- Directed by: David Blyth
- Written by: Allan Moyle
- Produced by: Nick Stiliadis
- Starring: Andrew Stevens Heather Thomas Christopher Plummer Kim Coates
- Release date: 1990;
- Running time: 89 minutes
- Country: Canada
- Language: English

= Red Blooded American Girl =

Red Blooded American Girl is a 1990 Canadian science fiction horror film written by Allan Moyle, directed by David Blyth and starring Andrew Stevens, Heather Thomas, Christopher Plummer and Kim Coates.

==Premise==
A young woman is transformed into a vampire by a virus. The vampire doctor who's treating her hires a young scientist to find a cure. He and the girl fall for each other hard, but she, mad from hunger, escapes to wreak havoc on the city.

==Cast==
- Andrew Stevens as Owen Augustus Urban III
- Heather Thomas as Paula Bukowsky
- Christopher Plummer as Dr. John Alcore
- Kim Coates as Dennis
- Lydie Denier as Rebecca Murrin
- Andrew Jackson as Donald

==Reception==
TV Guide gave a mixed review: "Plummer's commanding presence gives the enterprise a shot of class, but it needed a massive transfusion."

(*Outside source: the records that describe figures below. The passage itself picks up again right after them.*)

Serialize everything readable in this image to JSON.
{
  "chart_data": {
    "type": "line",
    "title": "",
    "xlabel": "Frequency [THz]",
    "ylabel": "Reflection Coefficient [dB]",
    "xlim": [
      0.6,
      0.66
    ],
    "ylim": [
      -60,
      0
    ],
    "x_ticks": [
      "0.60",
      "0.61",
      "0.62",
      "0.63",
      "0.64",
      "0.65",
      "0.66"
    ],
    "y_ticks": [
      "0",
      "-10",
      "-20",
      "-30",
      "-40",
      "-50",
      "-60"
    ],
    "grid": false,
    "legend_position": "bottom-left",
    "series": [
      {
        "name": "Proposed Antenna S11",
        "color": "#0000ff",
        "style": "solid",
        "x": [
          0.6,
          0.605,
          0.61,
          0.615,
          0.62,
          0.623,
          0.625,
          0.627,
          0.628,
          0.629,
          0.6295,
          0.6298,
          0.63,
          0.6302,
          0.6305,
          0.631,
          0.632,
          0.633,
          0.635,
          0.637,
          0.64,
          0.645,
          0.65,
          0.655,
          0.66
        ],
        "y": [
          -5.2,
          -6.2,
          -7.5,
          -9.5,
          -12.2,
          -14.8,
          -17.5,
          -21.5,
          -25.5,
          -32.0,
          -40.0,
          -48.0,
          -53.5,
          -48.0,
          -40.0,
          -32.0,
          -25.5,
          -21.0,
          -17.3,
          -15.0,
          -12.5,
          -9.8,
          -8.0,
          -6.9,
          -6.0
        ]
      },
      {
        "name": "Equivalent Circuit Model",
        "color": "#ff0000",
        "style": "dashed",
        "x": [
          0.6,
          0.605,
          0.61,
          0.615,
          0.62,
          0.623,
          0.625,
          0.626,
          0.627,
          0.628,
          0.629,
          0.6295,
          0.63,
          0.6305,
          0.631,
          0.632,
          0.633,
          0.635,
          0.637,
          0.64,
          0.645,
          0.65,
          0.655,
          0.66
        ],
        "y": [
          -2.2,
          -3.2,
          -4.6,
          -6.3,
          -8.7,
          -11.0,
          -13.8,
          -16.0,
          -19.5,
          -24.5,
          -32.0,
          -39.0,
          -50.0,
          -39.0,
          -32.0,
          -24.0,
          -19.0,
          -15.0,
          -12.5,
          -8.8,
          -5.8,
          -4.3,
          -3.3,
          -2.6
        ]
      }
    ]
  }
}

Fred Haeseker of the Calgary Herald awarded the film two stars and praised Plummer's performance.

==Sequel==
An in name only sequel titled Red-Blooded American Girl II was released in 1997, with none of the original's cast and a different storyline; only director David Blyth connects the two films. In his 2015 book Spinegrinder: The Movies Most Critics Won’t Write About, author Clive Davies called it a "a useless road movie that isn't really a sequel".